A year later, the technology transfer teams, researchers and company were recipients of the 2015 Excellence in Technology Transfer Award in the southeast region by the Federal Laboratory Consortium for Technology Transfer. It is the same group that is honoring the team next month at the national level.
After only three years of successful commercialization, HySense’s hydrogen-tape assets were acquired and will be sold by the U.S. subsidiary of Nitto Denko Corporation, Nitto, Inc. to various industries.
Nitto Denko Corporation is based in Japan and was founded in 1918 to produce electrical insulation materials. Since then it has become a leader in the energy materials, industrial tapes, environmental solution, optronics, and life-sciences markets. It entered the U.S. market in 1969 and provides services in the fields of electronics, automobile, aerospace, housing and construction, metal processing, alternative energies and health sciences among others. The company had net sales more than $7 billion in 2015.

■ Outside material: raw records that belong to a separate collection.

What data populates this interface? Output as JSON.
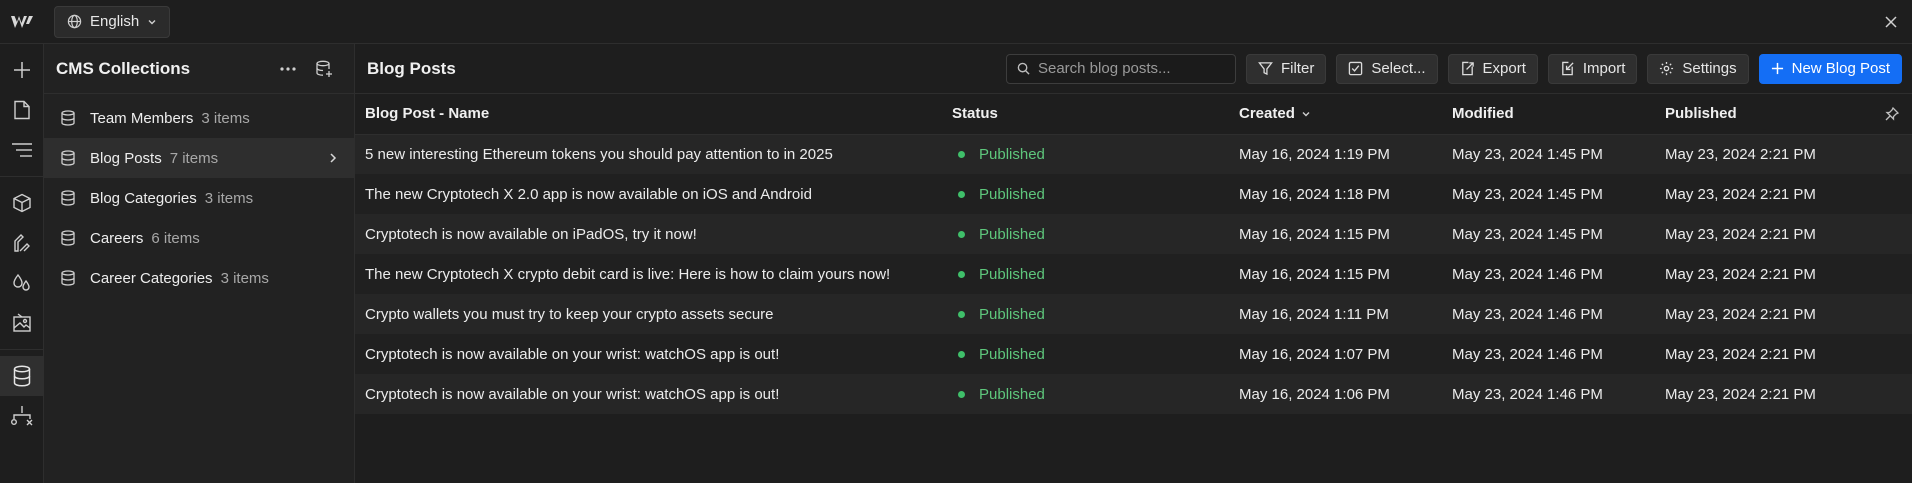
{
  "topbar": {
    "language": "English"
  },
  "panel": {
    "title": "CMS Collections",
    "collections": [
      {
        "name": "Team Members",
        "count": "3 items"
      },
      {
        "name": "Blog Posts",
        "count": "7 items"
      },
      {
        "name": "Blog Categories",
        "count": "3 items"
      },
      {
        "name": "Careers",
        "count": "6 items"
      },
      {
        "name": "Career Categories",
        "count": "3 items"
      }
    ]
  },
  "main": {
    "title": "Blog Posts",
    "search_placeholder": "Search blog posts...",
    "buttons": {
      "filter": "Filter",
      "select": "Select...",
      "export": "Export",
      "import": "Import",
      "settings": "Settings",
      "new": "New Blog Post"
    },
    "columns": {
      "name": "Blog Post - Name",
      "status": "Status",
      "created": "Created",
      "modified": "Modified",
      "published": "Published"
    },
    "rows": [
      {
        "name": "5 new interesting Ethereum tokens you should pay attention to in 2025",
        "status": "Published",
        "created": "May 16, 2024 1:19 PM",
        "modified": "May 23, 2024 1:45 PM",
        "published": "May 23, 2024 2:21 PM"
      },
      {
        "name": "The new Cryptotech X 2.0 app is now available on iOS and Android",
        "status": "Published",
        "created": "May 16, 2024 1:18 PM",
        "modified": "May 23, 2024 1:45 PM",
        "published": "May 23, 2024 2:21 PM"
      },
      {
        "name": "Cryptotech is now available on iPadOS, try it now!",
        "status": "Published",
        "created": "May 16, 2024 1:15 PM",
        "modified": "May 23, 2024 1:45 PM",
        "published": "May 23, 2024 2:21 PM"
      },
      {
        "name": "The new Cryptotech X crypto debit card is live: Here is how to claim yours now!",
        "status": "Published",
        "created": "May 16, 2024 1:15 PM",
        "modified": "May 23, 2024 1:46 PM",
        "published": "May 23, 2024 2:21 PM"
      },
      {
        "name": "Crypto wallets you must try to keep your crypto assets secure",
        "status": "Published",
        "created": "May 16, 2024 1:11 PM",
        "modified": "May 23, 2024 1:46 PM",
        "published": "May 23, 2024 2:21 PM"
      },
      {
        "name": "Cryptotech is now available on your wrist: watchOS app is out!",
        "status": "Published",
        "created": "May 16, 2024 1:07 PM",
        "modified": "May 23, 2024 1:46 PM",
        "published": "May 23, 2024 2:21 PM"
      },
      {
        "name": "Cryptotech is now available on your wrist: watchOS app is out!",
        "status": "Published",
        "created": "May 16, 2024 1:06 PM",
        "modified": "May 23, 2024 1:46 PM",
        "published": "May 23, 2024 2:21 PM"
      }
    ]
  },
  "colors": {
    "accent": "#146ef5",
    "status_published": "#3fbf6a"
  }
}
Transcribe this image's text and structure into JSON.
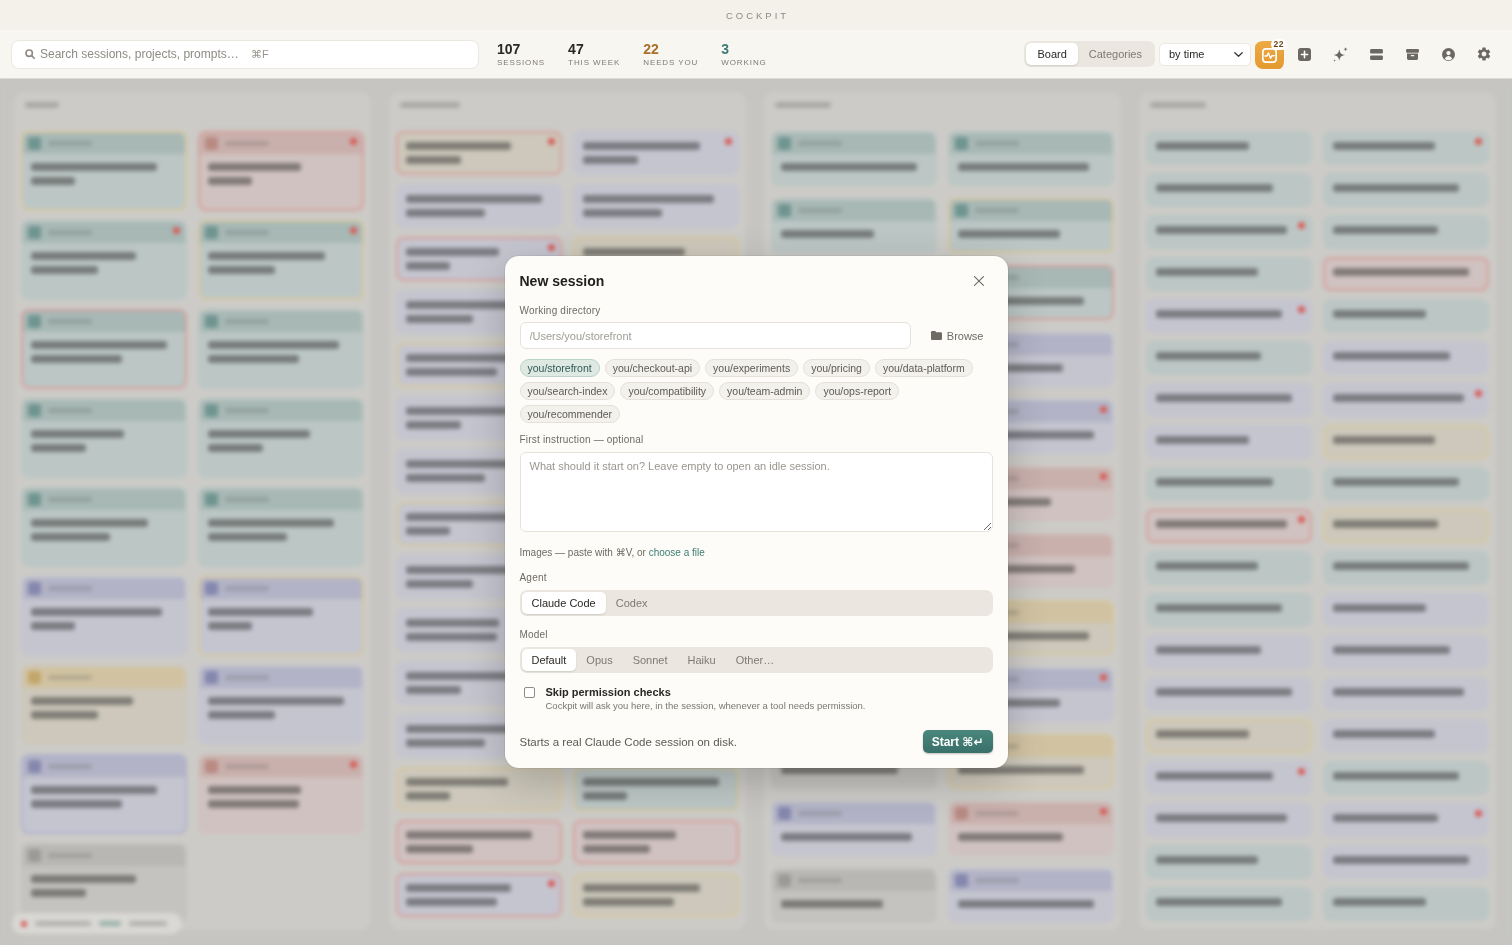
{
  "window": {
    "title": "COCKPIT"
  },
  "toolbar": {
    "search": {
      "placeholder": "Search sessions, projects, prompts…",
      "shortcut": "⌘F"
    },
    "stats": [
      {
        "value": "107",
        "label": "SESSIONS",
        "kind": "total"
      },
      {
        "value": "47",
        "label": "THIS WEEK",
        "kind": "total"
      },
      {
        "value": "22",
        "label": "NEEDS YOU",
        "kind": "attention"
      },
      {
        "value": "3",
        "label": "WORKING",
        "kind": "active"
      }
    ],
    "view_tabs": [
      {
        "label": "Board",
        "selected": true
      },
      {
        "label": "Categories",
        "selected": false
      }
    ],
    "sort": {
      "value": "by time"
    },
    "activity": {
      "badge": "22"
    }
  },
  "dialog": {
    "title": "New session",
    "directory": {
      "label": "Working directory",
      "placeholder": "/Users/you/storefront",
      "browse": "Browse"
    },
    "projects": [
      {
        "label": "you/storefront",
        "selected": true
      },
      {
        "label": "you/checkout-api",
        "selected": false
      },
      {
        "label": "you/experiments",
        "selected": false
      },
      {
        "label": "you/pricing",
        "selected": false
      },
      {
        "label": "you/data-platform",
        "selected": false
      },
      {
        "label": "you/search-index",
        "selected": false
      },
      {
        "label": "you/compatibility",
        "selected": false
      },
      {
        "label": "you/team-admin",
        "selected": false
      },
      {
        "label": "you/ops-report",
        "selected": false
      },
      {
        "label": "you/recommender",
        "selected": false
      }
    ],
    "instruction": {
      "label": "First instruction — optional",
      "placeholder": "What should it start on? Leave empty to open an idle session."
    },
    "images": {
      "text": "Images — paste with ⌘V, or",
      "link": "choose a file"
    },
    "agent": {
      "label": "Agent",
      "options": [
        {
          "label": "Claude Code",
          "selected": true
        },
        {
          "label": "Codex",
          "selected": false
        }
      ]
    },
    "model": {
      "label": "Model",
      "options": [
        {
          "label": "Default",
          "selected": true
        },
        {
          "label": "Opus",
          "selected": false
        },
        {
          "label": "Sonnet",
          "selected": false
        },
        {
          "label": "Haiku",
          "selected": false
        },
        {
          "label": "Other…",
          "selected": false
        }
      ]
    },
    "skip_permissions": {
      "label": "Skip permission checks",
      "description": "Cockpit will ask you here, in the session, whenever a tool needs permission.",
      "checked": false
    },
    "footer_note": "Starts a real Claude Code session on disk.",
    "start_button": "Start ⌘↵"
  }
}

The Florida High Tech Corridor promotes the high tech industry and innovation of the region through partnerships that support research, marketing, workforce and entrepreneurship.
Ed Schons, president of the Florida High Tech Corridor believes collaborations that lead to commercialization like this, are essential.
“The corridor’s success is built on these types of high-tech partnerships that lead to innovative research and burgeoning entrepreneurship,” Schons said. “They ultimately enhance the economic vitality of our community.”